Wat is de betekenis van beginselloos?

2024-04-20
Nederlandstalige WikiWoordenboek

Wiktionary (2019)

beginselloos

beginselloos - Bijvoeglijk naamwoord 1. zonder beginsel Deze opportunistische man was volkomen beginselloos, hij deed altijd precies wat hem op dat moment het beste uitkwam. Woordherkomst afgeleid van beginsel met het achtervoegsel -loos

2024-04-20
Groot woordenboek der Nederlandse taal

Van Dale Uitgevers (1950)

Beginselloos

bn. bw., zonder beginselen (in de bet. 5.): een beginselloze politiek, niet door vaste beginselen bestuurd.

2024-04-20
Modern Woordenboek

Jozef Verschueren (1930)

Beginselloos

bn. (...loze) en bw. zonder beginselen beginselloosheid v.

2024-04-20
Oosthoek Encyclopedie

Oosthoek's Uitgevers Mij.
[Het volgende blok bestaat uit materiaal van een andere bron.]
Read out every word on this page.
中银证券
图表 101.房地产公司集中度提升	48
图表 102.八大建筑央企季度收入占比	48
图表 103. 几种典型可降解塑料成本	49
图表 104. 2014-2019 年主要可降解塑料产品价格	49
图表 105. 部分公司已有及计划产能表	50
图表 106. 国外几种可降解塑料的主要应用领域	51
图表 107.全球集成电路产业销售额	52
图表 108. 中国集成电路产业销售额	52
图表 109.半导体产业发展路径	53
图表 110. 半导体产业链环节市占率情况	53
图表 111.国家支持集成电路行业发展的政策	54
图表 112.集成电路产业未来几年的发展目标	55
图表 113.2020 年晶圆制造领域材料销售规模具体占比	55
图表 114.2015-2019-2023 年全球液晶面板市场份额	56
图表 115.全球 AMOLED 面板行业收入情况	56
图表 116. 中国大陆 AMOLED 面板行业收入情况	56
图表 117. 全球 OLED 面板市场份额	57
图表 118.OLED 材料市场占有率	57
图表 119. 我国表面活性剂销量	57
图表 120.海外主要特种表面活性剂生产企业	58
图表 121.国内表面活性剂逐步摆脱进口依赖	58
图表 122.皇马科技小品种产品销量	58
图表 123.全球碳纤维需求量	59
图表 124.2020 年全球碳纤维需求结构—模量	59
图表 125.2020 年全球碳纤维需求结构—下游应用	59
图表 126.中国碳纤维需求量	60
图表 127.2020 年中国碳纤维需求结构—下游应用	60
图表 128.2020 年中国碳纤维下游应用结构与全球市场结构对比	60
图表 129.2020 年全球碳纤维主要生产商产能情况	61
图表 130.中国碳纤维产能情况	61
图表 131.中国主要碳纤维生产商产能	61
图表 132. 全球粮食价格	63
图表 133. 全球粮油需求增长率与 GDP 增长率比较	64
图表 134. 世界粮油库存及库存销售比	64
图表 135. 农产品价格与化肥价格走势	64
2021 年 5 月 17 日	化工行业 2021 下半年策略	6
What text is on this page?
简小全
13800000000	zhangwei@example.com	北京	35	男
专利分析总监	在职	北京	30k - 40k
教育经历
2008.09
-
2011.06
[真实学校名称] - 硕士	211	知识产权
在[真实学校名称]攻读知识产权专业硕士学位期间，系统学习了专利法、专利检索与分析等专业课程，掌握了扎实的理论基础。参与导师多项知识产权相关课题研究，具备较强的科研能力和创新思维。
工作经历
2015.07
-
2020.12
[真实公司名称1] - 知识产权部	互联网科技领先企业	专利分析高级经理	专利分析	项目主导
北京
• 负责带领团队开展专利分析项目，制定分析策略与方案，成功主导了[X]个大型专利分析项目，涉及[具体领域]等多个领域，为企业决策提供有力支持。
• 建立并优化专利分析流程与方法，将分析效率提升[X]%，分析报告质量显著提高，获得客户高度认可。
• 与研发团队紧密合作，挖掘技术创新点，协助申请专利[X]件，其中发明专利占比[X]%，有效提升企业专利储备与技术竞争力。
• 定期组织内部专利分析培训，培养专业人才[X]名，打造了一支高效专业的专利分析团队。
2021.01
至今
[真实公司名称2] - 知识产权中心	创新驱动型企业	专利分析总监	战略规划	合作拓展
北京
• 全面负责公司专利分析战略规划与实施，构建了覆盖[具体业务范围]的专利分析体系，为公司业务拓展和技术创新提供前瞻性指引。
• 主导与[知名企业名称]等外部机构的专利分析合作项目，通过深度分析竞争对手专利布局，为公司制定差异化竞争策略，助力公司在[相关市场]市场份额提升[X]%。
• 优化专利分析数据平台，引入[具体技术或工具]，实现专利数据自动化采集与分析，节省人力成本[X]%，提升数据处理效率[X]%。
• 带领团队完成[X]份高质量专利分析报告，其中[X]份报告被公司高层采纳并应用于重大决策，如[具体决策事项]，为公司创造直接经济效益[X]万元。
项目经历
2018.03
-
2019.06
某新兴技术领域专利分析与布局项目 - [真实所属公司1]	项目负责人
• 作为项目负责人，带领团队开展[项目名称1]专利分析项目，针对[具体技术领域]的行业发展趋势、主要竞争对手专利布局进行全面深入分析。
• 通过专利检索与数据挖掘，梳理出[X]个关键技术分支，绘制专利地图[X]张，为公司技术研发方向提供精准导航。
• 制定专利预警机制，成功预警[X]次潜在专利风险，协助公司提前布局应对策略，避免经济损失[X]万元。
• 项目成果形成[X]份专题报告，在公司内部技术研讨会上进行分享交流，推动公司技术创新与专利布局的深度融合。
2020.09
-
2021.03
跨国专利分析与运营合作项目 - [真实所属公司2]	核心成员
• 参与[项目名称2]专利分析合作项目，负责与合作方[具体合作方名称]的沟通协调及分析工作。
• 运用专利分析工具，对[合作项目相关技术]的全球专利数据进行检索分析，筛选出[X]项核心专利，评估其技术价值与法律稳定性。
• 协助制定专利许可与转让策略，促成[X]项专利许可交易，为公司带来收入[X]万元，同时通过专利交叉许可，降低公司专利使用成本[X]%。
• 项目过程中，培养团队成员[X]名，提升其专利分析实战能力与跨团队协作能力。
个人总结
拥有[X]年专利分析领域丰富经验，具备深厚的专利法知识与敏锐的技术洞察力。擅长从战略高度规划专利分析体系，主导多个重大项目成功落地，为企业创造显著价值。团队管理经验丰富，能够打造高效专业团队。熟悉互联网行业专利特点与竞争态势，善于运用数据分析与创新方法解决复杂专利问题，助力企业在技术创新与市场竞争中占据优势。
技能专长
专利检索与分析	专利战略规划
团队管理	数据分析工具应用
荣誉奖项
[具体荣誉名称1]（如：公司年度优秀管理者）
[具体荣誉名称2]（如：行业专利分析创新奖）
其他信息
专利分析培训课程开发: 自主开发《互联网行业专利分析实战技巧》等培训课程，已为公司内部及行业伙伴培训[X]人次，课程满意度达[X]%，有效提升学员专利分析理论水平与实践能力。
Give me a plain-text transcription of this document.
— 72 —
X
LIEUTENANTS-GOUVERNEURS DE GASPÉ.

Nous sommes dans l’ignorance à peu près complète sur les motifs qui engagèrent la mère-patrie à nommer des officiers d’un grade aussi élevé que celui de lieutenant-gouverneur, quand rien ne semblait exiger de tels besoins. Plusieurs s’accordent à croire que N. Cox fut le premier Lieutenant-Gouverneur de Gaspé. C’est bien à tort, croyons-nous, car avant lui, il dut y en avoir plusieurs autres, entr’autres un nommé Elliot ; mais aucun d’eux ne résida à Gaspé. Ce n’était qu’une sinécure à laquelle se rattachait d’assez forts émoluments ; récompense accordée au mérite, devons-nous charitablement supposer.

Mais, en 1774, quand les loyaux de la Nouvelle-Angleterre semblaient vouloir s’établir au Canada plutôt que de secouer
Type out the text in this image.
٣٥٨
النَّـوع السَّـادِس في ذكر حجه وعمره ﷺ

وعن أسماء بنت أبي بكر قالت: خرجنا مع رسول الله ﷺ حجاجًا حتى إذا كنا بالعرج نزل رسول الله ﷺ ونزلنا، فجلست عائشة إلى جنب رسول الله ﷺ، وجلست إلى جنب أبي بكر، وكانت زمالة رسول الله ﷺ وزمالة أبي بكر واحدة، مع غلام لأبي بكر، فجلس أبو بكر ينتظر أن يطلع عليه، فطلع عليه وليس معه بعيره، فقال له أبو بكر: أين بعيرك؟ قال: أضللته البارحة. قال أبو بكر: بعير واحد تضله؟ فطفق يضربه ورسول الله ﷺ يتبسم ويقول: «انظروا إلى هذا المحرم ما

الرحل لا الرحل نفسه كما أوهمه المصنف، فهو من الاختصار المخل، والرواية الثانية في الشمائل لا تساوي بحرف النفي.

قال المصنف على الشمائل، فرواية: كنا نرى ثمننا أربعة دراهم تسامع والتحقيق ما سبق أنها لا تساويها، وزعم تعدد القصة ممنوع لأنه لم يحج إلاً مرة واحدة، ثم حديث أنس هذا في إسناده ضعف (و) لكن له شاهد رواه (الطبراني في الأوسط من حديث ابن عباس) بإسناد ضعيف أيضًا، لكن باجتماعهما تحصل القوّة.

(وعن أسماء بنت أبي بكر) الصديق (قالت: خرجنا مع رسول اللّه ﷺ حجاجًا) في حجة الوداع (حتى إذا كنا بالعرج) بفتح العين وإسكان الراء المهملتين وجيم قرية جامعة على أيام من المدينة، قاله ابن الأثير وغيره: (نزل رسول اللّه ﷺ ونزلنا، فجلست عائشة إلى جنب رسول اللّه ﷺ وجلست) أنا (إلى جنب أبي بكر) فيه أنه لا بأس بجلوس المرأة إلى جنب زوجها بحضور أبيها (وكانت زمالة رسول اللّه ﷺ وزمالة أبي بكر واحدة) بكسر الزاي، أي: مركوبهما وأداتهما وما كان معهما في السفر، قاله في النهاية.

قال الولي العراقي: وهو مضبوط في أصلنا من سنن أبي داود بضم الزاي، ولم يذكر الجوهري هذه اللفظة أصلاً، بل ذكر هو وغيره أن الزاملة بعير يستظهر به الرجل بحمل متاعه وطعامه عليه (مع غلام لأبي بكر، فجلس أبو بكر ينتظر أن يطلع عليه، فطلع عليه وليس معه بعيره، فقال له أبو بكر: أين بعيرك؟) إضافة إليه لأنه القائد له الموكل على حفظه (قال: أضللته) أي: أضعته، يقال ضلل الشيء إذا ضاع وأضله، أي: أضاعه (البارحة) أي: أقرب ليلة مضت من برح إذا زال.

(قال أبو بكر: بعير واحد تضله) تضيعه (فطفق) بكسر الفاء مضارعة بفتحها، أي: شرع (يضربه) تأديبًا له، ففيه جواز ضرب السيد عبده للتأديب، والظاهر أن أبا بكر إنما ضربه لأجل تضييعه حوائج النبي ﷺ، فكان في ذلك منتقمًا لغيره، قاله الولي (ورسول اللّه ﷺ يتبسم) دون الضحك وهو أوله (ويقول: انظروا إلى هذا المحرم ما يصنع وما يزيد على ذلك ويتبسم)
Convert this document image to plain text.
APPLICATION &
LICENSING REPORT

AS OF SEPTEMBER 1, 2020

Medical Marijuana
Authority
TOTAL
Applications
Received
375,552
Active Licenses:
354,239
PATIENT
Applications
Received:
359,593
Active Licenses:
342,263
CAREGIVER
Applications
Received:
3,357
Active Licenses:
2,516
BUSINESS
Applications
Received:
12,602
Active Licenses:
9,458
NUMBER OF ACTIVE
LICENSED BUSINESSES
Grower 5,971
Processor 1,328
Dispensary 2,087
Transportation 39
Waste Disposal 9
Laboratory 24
N.V (1916-1925)

Beginselloos

bn. en bw., zonder enig beginsel.

2024-04-20
Groot woordenboek der Nederlandsche taal

J.H. van Dale (1898)

Beginselloos

BEGINSELLOOS, bn. bw. zonder beginselen: eene beginsellooze politiek, niet door vaste beginselen bestuurd; (w. g.) gewetenloos. BEGINSELLOOSHEID, v.